Customer Attributes & Example Segments¶
After the webhook ingest finishes, seed.sh posts deploy/seed/customer_attributes.csv to POST /api/attributes/import (matched by email — seed customer emails are deterministic seed-N@test.example.com). That populates four attributes for the 19 archetype customers — account_manager, region, industry, is_strategic — covering data the segment builder couldn't otherwise reach via Stripe metadata. It then creates two starter segments via POST /api/segments:
- Strategic accounts —
attr.is_strategic = true - EMEA region —
attr.region = EMEA
so a fresh stack has something for the SegmentPicker to bind to. Stripe-sourced attributes (seed, archetype, country from customer.metadata) land automatically via the state consumer's fan_out_customer_metadata call — no separate import required.
Cleanup¶
Deleting a test clock deletes all resources attached to it (customers, subscriptions, invoices, charges):
# Via make (cleans up all clocks before re-seeding)
make seed
# Cleanup only, no re-seed
./deploy/seed/seed.sh --cleanup-only
# Or via the Python script
python deploy/seed/stripe_seed.py --cleanup
python deploy/seed/stripe_seed.py --cleanup clock_...
Verifying Metrics After Seeding¶
Start the dev stack and API, then verify metrics via curl or the frontend:
# Check MRR
curl localhost:8000/api/metrics/mrr
# Check MRR time series
curl "localhost:8000/api/metrics/mrr?start=2025-10-01&end=2026-03-30&interval=month"
# Check MRR breakdown
curl "localhost:8000/api/metrics/mrr/breakdown?start=2025-09-01&end=2026-03-31"
# Check churn
curl "localhost:8000/api/metrics/churn?start=2025-12-01&end=2026-01-01"
# Check retention
curl "localhost:8000/api/metrics/retention?start=2025-09-01&end=2026-03-31"
# Check all metrics
curl localhost:8000/api/metrics/summary
Or open the frontend at http://localhost:5173 and navigate to the report pages — MRR, Churn, Retention, LTV, Trials — all query the same API endpoints.
Verifying the Frontend¶
With the API running and seeded data in PostgreSQL:
- Start the frontend:
make frontend - Open
http://localhost:5173(withAUTH_ENABLED=falseon the API, no login required) - Navigate each report page and verify charts render with data:
- Overview (
/) — KPI cards for all metrics - MRR (
/reports/mrr) — line chart, bar breakdown, waterfall - Churn (
/reports/churn) — logo and revenue churn rate charts - Retention (
/reports/retention) — cohort heatmap - LTV (
/reports/ltv) — LTV line chart - Trials (
/reports/trials) — conversion rate chart - Test dashboard CRUD:
- Create a dashboard at
/dashboards - Save a chart from any report page (bookmark icon)
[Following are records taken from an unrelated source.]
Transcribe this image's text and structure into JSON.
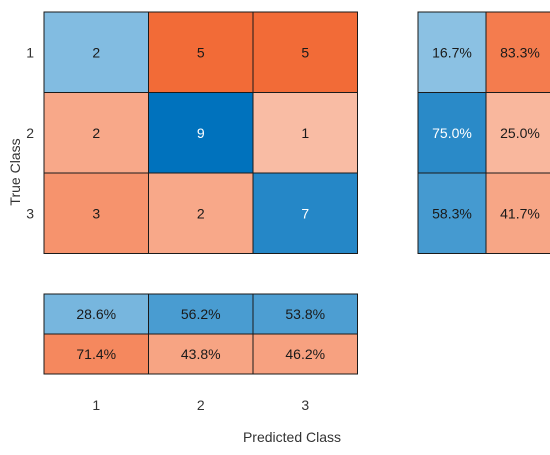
{
  "chart_data": {
    "type": "heatmap",
    "xlabel": "Predicted Class",
    "ylabel": "True Class",
    "classes": [
      "1",
      "2",
      "3"
    ],
    "matrix": [
      [
        2,
        5,
        5
      ],
      [
        2,
        9,
        1
      ],
      [
        3,
        2,
        7
      ]
    ],
    "row_summary": [
      [
        "16.7%",
        "83.3%"
      ],
      [
        "75.0%",
        "25.0%"
      ],
      [
        "58.3%",
        "41.7%"
      ]
    ],
    "column_summary": [
      [
        "28.6%",
        "56.2%",
        "53.8%"
      ],
      [
        "71.4%",
        "43.8%",
        "46.2%"
      ]
    ],
    "colors": {
      "correct_light": "#c4e2f3",
      "correct_dark": "#0072bd",
      "incorrect_light": "#fde2d7",
      "incorrect_dark": "#f26b37",
      "grid_line": "#1a1a1a",
      "text_dark": "#1a1a1a",
      "text_light": "#ffffff"
    }
  }
}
- Add the saved chart to your dashboard
- If auth is enabled, test the login flow and API key management at
/settings/api-keys
Events Generated¶
As time advances through each billing cycle, Stripe fires webhook events:
Renewals:
invoice.created— draft invoice generatedinvoice.finalized— invoice finalized for paymentcharge.succeeded/payment_intent.succeeded— payment completedinvoice.paid— invoice marked paidcustomer.subscription.updated— new billing period
Cancellations:
customer.subscription.updated—cancel_at_period_endsetcustomer.subscription.deleted— subscription ended
Plan changes (upgrades/downgrades):
customer.subscription.updated— new price, proration itemsinvoice.created— proration invoice
Failed payments:
invoice.payment_failed— charge declinedcustomer.subscription.updated— status →past_due
Trials:
customer.subscription.created— statustrialingcustomer.subscription.trial_will_end— 3 days before trial endscustomer.subscription.updated— status →active(converted) orcanceled(expired)
Test Clocks¶
A Stripe Test Clock overrides "now" for all resources attached to it:
Real time: March 30, 2026 (unchanged)
Clock time: October 1, 2025 ──advance──► November 1, 2025 ──advance──► ...
When you advance the clock from October to November, Stripe processes everything that would have happened: invoice generation, payment attempts, subscription renewals, trial expirations, metered usage billing. Every action fires the same webhook events as production.
The seed script groups customers into test clocks with a maximum of 3 customers per clock (Stripe's limit) and advances all clocks in parallel.
Test Cards¶
Successful Payments¶
| Number | Brand |
|---|---|
4242 4242 4242 4242 |
Visa |
5555 5555 5555 4444 |
Mastercard |
3782 822463 10005 |
Amex |
For all: any future expiry, any 3-digit CVC. In the API, use pm_card_visa as a shortcut.
Failing Cards¶
| Number | Failure |
|---|---|
4000 0000 0000 0341 |
Attaches OK, fails on charge (used by seed script) |
4000 0000 0000 0002 |
Generic decline |
4000 0000 0000 9995 |
Insufficient funds |
4000 0000 0000 0069 |
Expired card |
4000 0000 0000 0119 |
Processing error |
Stripe CLI Fixtures (Quick Smoke Test)¶
For a quick smoke test without time advancement:
stripe fixtures deploy/seed/stripe_fixtures.json
This creates 3 products, 3 prices, 1 customer, and 1 active subscription. No billing history — useful for testing a single webhook handler.
End-to-End Test Flow¶
The full loop to verify the pipeline:
stripe_seed.py stripe listen API server Worker
| | | |
| create customer | | |
| create subscription | | |
| advance clock | | |
| | | |
| Stripe fires webhooks | |
| | | |
| | POST /api/webhooks | |
| +------------------------>| |
| | | translate -> Kafka |
| | +-------------------->|
| | | | update tables
| | | |
| | GET /api/metrics/mrr | |
| | <----------------------+ |
| | {"mrr": 1234.00} | |
Lago Testing (Same-Database Mode)¶
For same-database mode, test data lives in Lago's PostgreSQL. No Kafka or webhooks are involved.
- Use Lago's own test environment — create customers, subscriptions, and invoices through Lago's API or UI
- Point the analytics engine at Lago's database — set
CONNECTOR=lagoandDATABASE_URLto Lago's PostgreSQL - Query metrics directly — the analytics engine reads Lago's tables at request time
export TIDEMILL_DATABASE_URL=postgresql://lago:password@localhost/lago
export TIDEMILL_CONNECTOR=lago
tidemill mrr
tidemill churn --start 2025-12-01 --end 2026-01-01
tidemill summary
No seed script is provided for Lago — use Lago's own API to create test data. The analytics engine is read-only against Lago's tables.